The yen headed for a second weekly gain as Bank of Japan Governor Haruhiko Kuroda refrained from making any assessment of the currency’s level after a policy meeting.
Kuroda declined to comment on specific exchange rates or the yen’s pace of change Friday, saying that it’s desirable for the currency to move in a stable manner. He triggered the steepest rally in the yen this year when he said on June 10 that the real effective exchange rate was “very” weak and unlikely to fall further. On Tuesday, the governor said his comments weren’t aimed at influencing the exchange rate and he wasn’t referring to the nominal rate.

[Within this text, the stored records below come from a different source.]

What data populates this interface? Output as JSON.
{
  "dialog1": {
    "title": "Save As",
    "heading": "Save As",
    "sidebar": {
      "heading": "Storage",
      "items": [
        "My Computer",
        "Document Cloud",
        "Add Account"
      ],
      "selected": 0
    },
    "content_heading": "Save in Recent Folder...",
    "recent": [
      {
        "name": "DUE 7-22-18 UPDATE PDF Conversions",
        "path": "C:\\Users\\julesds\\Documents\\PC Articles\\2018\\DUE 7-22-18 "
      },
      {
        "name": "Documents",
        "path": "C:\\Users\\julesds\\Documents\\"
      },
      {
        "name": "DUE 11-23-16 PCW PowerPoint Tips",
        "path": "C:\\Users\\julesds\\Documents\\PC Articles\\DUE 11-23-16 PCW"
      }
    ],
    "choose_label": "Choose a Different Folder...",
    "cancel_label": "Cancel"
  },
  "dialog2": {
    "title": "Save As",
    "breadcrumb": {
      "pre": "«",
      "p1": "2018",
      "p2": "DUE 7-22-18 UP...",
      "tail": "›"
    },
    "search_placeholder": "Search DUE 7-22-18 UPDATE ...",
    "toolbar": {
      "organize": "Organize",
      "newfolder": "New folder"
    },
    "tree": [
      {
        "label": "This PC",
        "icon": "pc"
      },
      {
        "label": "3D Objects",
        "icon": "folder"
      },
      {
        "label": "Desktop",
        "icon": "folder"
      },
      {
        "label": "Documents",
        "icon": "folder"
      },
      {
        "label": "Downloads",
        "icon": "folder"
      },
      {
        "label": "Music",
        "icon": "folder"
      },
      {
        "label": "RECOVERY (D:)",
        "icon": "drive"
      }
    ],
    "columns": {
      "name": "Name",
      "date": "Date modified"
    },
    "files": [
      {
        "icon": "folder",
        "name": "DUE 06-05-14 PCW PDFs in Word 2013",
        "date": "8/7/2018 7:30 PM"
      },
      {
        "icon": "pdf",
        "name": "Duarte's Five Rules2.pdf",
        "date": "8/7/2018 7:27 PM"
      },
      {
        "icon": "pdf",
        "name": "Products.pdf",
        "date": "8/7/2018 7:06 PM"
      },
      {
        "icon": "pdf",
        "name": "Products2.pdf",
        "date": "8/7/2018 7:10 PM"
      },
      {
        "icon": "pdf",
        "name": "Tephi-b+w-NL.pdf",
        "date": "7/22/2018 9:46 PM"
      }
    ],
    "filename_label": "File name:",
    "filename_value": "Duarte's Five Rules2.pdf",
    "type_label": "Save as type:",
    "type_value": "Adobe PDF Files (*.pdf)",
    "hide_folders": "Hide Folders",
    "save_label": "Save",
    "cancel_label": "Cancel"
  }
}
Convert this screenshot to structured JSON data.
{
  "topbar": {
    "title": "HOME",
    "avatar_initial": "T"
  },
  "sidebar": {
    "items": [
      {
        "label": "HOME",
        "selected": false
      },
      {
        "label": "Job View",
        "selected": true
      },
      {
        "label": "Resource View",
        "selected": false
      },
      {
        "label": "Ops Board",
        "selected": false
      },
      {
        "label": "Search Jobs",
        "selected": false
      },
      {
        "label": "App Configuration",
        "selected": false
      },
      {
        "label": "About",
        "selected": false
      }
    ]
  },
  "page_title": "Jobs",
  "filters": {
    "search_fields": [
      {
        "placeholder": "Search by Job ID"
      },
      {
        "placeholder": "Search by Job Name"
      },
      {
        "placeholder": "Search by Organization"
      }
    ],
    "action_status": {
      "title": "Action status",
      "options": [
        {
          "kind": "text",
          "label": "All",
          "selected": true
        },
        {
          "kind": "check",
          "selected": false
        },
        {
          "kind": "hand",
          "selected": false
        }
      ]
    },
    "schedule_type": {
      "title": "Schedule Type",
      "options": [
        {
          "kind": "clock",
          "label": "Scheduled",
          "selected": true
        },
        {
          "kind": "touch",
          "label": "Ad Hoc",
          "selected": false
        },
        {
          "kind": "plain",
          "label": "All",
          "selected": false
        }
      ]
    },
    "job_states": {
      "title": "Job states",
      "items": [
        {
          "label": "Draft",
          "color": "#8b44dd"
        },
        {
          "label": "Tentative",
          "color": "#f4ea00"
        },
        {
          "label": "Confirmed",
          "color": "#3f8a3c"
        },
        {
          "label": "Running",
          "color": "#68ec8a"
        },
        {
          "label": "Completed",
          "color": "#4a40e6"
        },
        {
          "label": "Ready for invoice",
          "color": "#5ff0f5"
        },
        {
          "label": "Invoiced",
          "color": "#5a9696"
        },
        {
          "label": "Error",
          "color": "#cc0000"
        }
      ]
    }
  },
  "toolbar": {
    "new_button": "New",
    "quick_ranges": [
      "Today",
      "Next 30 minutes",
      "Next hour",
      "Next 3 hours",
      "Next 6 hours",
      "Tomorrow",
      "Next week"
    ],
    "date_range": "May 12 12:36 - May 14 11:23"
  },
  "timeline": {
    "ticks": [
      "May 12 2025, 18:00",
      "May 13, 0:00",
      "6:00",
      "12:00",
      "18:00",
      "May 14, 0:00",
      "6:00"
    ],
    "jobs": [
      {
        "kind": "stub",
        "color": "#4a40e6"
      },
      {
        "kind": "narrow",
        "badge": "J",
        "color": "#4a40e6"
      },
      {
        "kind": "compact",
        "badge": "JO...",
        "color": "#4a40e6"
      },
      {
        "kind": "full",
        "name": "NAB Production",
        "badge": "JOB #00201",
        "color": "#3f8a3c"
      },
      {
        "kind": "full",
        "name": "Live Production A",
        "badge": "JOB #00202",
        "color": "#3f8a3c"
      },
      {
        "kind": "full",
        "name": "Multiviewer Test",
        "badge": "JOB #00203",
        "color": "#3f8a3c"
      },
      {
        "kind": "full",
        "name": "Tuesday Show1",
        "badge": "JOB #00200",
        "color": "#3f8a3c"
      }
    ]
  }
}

“They are quite happy to keep things on hold and relatively stable for the currency,” said Derek Mumford, director at Rochford Capital, a currency risk-management company in Sydney. “There are consequences as far as taking liquidity out of the market.”
The yen traded at 123.09 per dollar at 8:58 a.m. in London from 122.96 in New York Thursday. It touched a 13-year low of 125.86 on June 5. The currency has strengthened 2.1 percent in the last two weeks.
Kuroda kept a pledge to expand the monetary base at an annual pace of 80 trillion yen ($651 billion), as forecast by all 35 economists in a Bloomberg survey.
The yen’s decline isn’t affecting the central bank’s policy flexibility, he said after the meeting.